# Suggestions for lively, colourful "top dwelling" community fish



## kweenshaker (Mar 11, 2006)

Hi! I've once again stocked my aquarium, but my fish (except the betta) seem to stay at the bottom half of the tank. I'd like some suggestions for fish that will hang out near the surface and not hide in the plants.

The tankmates will be corys, cardinal and rummynose tetras, 1 betta, 1 angel and a pair of kribs.

My criteria are:
- must get along with above fish and especially not nip the betta/angel's fins
- colourful/pretty to look at
- small
- able to live in small #s (I'm thinking of getting 3-5 fish)
and obviously must enjoy swimming near the water's surface.

Please don't suggest danios of any kind or hatchetfish (hate the former, have had bad luck with the latter committing suicide)

Thanks!


----------



## WiyRay (Jan 11, 2009)

Clown/Rocket Killifish?


----------



## pat3612 (Jan 29, 2008)

Dwarf Gouramis black neons, rainbows are nice .


----------



## newbiefishfanatic (Dec 11, 2008)

danios and guppies. i find that the ones i have mostly hang out in the middle-top of the tank. my gouramis love to hang out in floating plants at the surface also.


----------



## Riceburner (Mar 14, 2008)

My female gourami used to be all over, but she hides now. The small male does go all over though.

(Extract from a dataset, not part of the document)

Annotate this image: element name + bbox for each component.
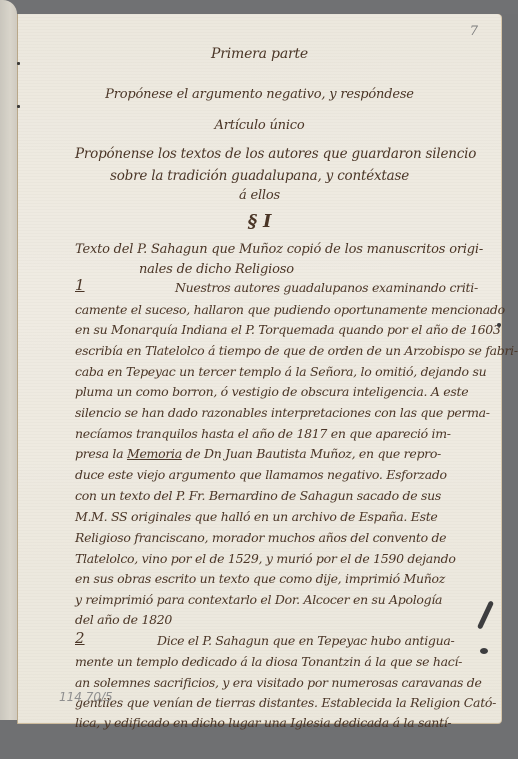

My guppies and platies hang out at the top....but don't know how they would do with a betta. being fancy tail guppies, not sure the betta would take to them or chase and fight with them. Would be great if he got along...would mean a bigger tank for him to roam.


----------



## kweenshaker (Mar 11, 2006)

I _could_ technically put the betta back in a 1 gallon tank, but he seems to like swimming around the larger one. Are gouramis and angels ok together? I like the idea of a couple dwarf gouramis. Never thought of rainbows - although I haven't had much luck with them in the past. I considered black neons, but I think they'd probably just hang out in the plants with my cardinals and rummies....hmmm

oops...I just read that "gouramis" is actually incorrect as gourami is already plural! There's a little english lesson for us all! lol


----------



## Daveyman (Jan 28, 2009)

newbiefishfanatic said:


> danios and guppies. i find that the ones i have mostly hang out in the middle-top of the tank. my gouramis love to hang out in floating plants at the surface also.


Haha that's the same with me!

My Gold Gourami stays in my trees, and my blue gourami stays in the rock castle... their names are Tarzan and King =)


----------



## Janz (Apr 12, 2008)

how anout more cardinal tetras? they will school in bigger groups and feel more secure and there fore be closer to the top!


----------



## Mr Fishies (Sep 21, 2007)

I kept 6-7 White Cloud Mountain minnow with my betta in a 7G. They mostly hung out at the top of the tank adding quite a bit of movement. When they buzzed past him resting on plants, he chased them a lot but I never really saw them bother him.

Pretty and underrated little fish, not as flashy as cardinals or neons, but once they are comfortable in the tank they colour up with sliver/red/brown are really nicely IMO.


----------